Dudley Muslim Association (DMA) can once again take its case to the Court of Appeal after a decision by one of the country’s most senior judges.
Dudley Council launched a legal bid to reclaim land, in Hall Street, which had been earmarked for the site of a new multi-million pound mosque. The DMA had lost its initial appeal after its defence against the move was struck out at a hearing earlier this year at London’s High Court. But now the association has been granted the chance to mount a second appeal after Judge Sir Stephen Sedley ruled there is an ‘arguable’ case that Dudley Council may have committed an ‘abuse of power’ over its dealings with the association.
The case will be heard by a panel of three judges at the Court of Appeal in London at a date to be confirmed later this year. If the appeal is successful, the matter will then go to trial.

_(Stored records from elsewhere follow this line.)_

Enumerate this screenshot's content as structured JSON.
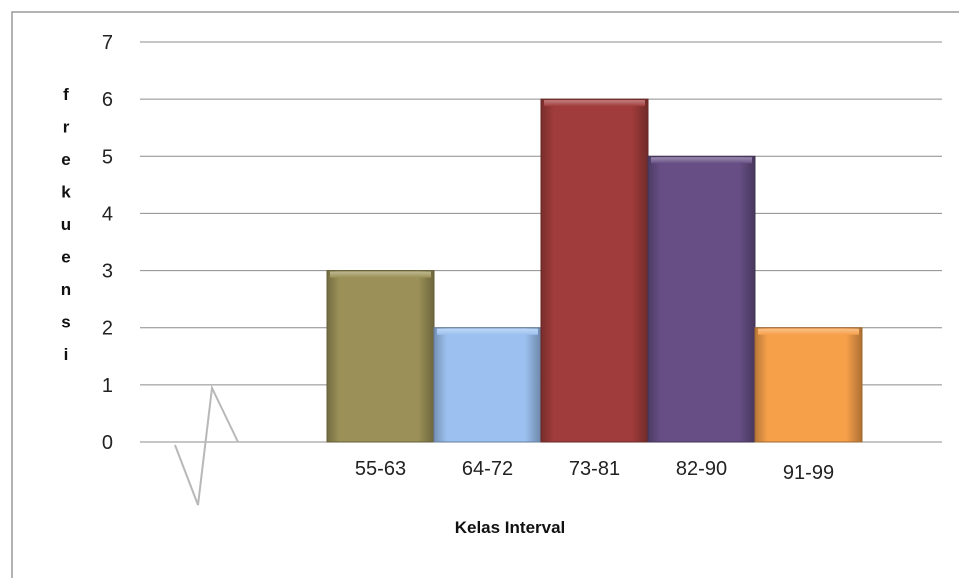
{
  "chart_data": {
    "type": "bar",
    "title": "",
    "xlabel": "Kelas Interval",
    "ylabel": "frekuensi",
    "categories": [
      "55-63",
      "64-72",
      "73-81",
      "82-90",
      "91-99"
    ],
    "values": [
      3,
      2,
      6,
      5,
      2
    ],
    "ylim": [
      0,
      7
    ],
    "yticks": [
      "0",
      "1",
      "2",
      "3",
      "4",
      "5",
      "6",
      "7"
    ],
    "grid": true,
    "legend": "none",
    "axis_break": true,
    "colors": [
      "#9b9158",
      "#9cc1f0",
      "#a03c3b",
      "#674f85",
      "#f7a04a"
    ]
  }
}
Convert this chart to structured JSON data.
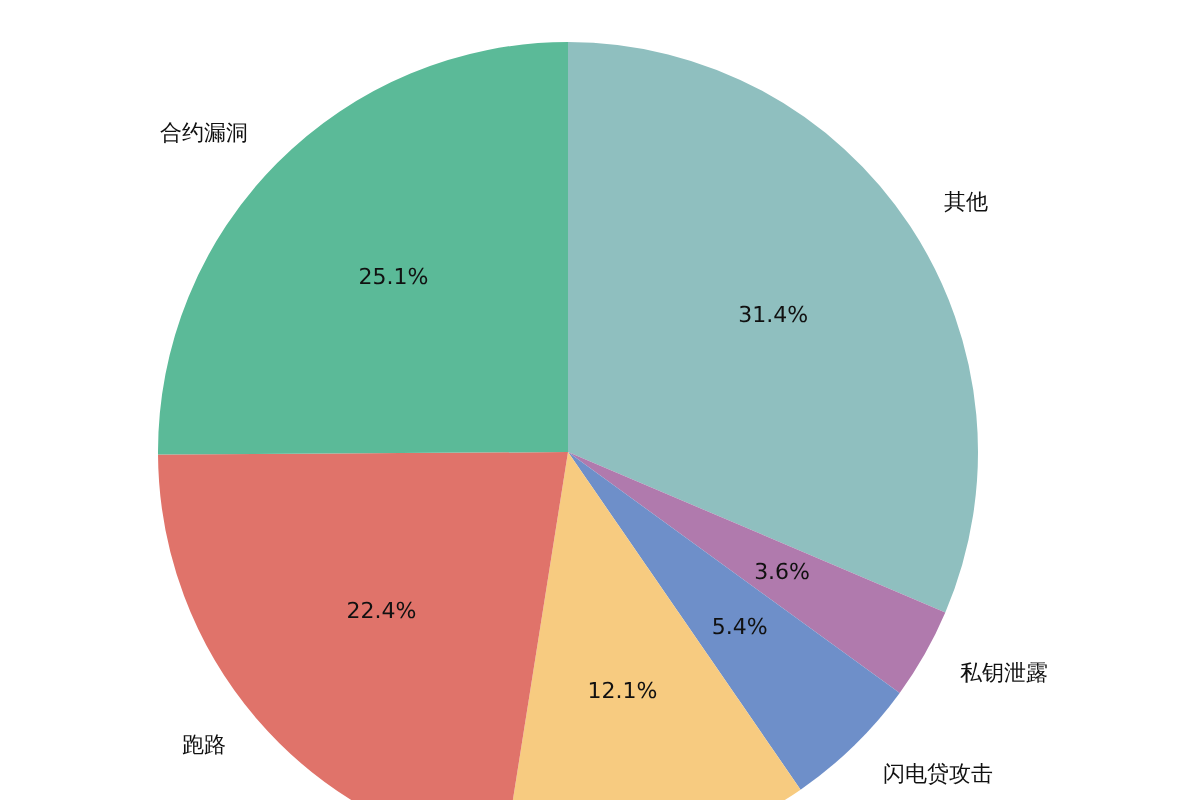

In a ruling in February, High Court Deputy Judge David Halpern QC upheld the decision to throw out plans for the new mosque. He said while the association may have been able to resist the council’s claim, it had failed to serve a ‘credible’ defence during the proceedings. But at court last week, Sir Stephen Sedley disagreed, finding the association had successfully pleaded in its defence that there was a so-called ‘legitimate expectation’ that the council would extend a deadline for the development.
Speaking in court last week, Sir Stephen Sedley said: “The association missed the deadline for completion of the mosque because the MBC [Dudley Council], which had set the deadline, had in practice made it untenable by a succession of steps it took in relation to planning consent.”
These steps he said were both ‘political’ – including asking the association to abandon its planning application pending local elections in case ‘political capital was made’ – and ‘substantive’, including ultimately refusing permission against its own officer’s advice and then seeking to challenge a Government inspector’s decision to grant consent on the association’s appeal.
The association has argued that it had a ‘legitimate expectation’, based on a September 2006 letter from the council’s then chief executive Andrew Sparke, that the council would set a later target date for the planning issues to be resolved.
Sir Stephen Sedley added: “There seems to me to be a two pronged case available to the Association on the pleadings and the uncontested evidence.
“First that there was a legitimate expectation that there would be an extension of a reasonable period of time to the initial deadline because of the events that had happened that had been the council’s responsibility.
“Second that it was an abuse of power to frustrate the legitimate expectation that would have arisen in the mind of not only the association but any rational observer that time would be extended. All of that seems to me to be arguable.”